How it's done: Traditional acupuncture uses extremely fine, sterile needles, which are inserted through the skin to different depths at targeted points on the body.

How it works: In Chinese medicine, acupuncture is believed to free up areas of blocked energy (qi or chi) along pathways throughout the body known as meridians, thereby rebalancing the flow of energy and restoring health.

In western medicine, acupuncture points are viewed as anatomical points for stimulating nerves and musculoskeletal tissues. Acupuncture appears to increase the body's natural painkilling endorphins and increase blood flow.

Needles can be inserted and twirled briefly before removal or left in place for up to 30 minutes.
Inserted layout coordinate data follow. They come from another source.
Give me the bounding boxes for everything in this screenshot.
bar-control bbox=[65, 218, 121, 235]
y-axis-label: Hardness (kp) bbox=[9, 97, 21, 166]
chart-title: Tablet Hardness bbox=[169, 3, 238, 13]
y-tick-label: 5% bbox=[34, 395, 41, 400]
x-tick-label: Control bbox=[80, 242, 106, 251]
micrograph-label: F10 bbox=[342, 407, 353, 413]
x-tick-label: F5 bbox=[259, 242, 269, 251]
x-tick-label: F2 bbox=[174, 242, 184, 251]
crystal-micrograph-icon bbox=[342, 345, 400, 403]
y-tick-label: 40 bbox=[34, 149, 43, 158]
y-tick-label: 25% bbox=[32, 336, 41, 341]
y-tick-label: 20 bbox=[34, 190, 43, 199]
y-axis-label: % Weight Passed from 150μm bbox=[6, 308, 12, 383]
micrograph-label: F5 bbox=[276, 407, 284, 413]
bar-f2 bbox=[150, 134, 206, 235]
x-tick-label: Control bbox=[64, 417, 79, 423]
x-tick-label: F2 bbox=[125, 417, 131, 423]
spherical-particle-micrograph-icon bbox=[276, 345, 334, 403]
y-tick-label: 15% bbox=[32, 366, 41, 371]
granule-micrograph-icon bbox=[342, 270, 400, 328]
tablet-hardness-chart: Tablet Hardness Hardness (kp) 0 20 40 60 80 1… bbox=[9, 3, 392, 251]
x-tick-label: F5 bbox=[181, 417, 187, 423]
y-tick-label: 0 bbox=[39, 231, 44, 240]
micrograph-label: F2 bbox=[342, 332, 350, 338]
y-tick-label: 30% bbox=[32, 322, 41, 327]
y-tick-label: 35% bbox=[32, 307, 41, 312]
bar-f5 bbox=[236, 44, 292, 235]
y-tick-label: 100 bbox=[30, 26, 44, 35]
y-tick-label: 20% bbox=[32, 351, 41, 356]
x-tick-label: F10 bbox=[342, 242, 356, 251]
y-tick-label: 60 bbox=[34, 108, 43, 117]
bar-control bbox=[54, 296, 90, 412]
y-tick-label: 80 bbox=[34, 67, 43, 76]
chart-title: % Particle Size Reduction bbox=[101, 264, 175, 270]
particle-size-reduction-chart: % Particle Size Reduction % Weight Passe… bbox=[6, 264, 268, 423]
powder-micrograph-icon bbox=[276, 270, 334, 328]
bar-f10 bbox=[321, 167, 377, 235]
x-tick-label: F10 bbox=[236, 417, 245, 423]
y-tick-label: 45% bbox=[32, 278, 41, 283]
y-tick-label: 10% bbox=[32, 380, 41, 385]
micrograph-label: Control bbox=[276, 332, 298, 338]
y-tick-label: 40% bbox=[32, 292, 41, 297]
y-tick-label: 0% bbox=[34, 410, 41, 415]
What it's used for: Conditions include back and shoulder pain, headaches and migraines, osteoarthritis in joints, nausea and vomiting linked to chemotherapy or surgery, motion sickness and digestive disorders.

Other types of acupuncture:

  • Electroacupuncture: Mild electrical stimulation applied to acupoints with or without needles.
  • Sonopuncture: An ultrasound device or tuning forks transmit sound waves through specific points.
  • Acupressure: The practitioner applies pressure directly on acupoints using the fingers. Patients can be taught to do the technique as well.
  • Moxibustion: A cone or cylinder of dried herbs (moxa) is burned on or near the skin at acupuncture points to deliver heat. The cone is removed before skin is burned.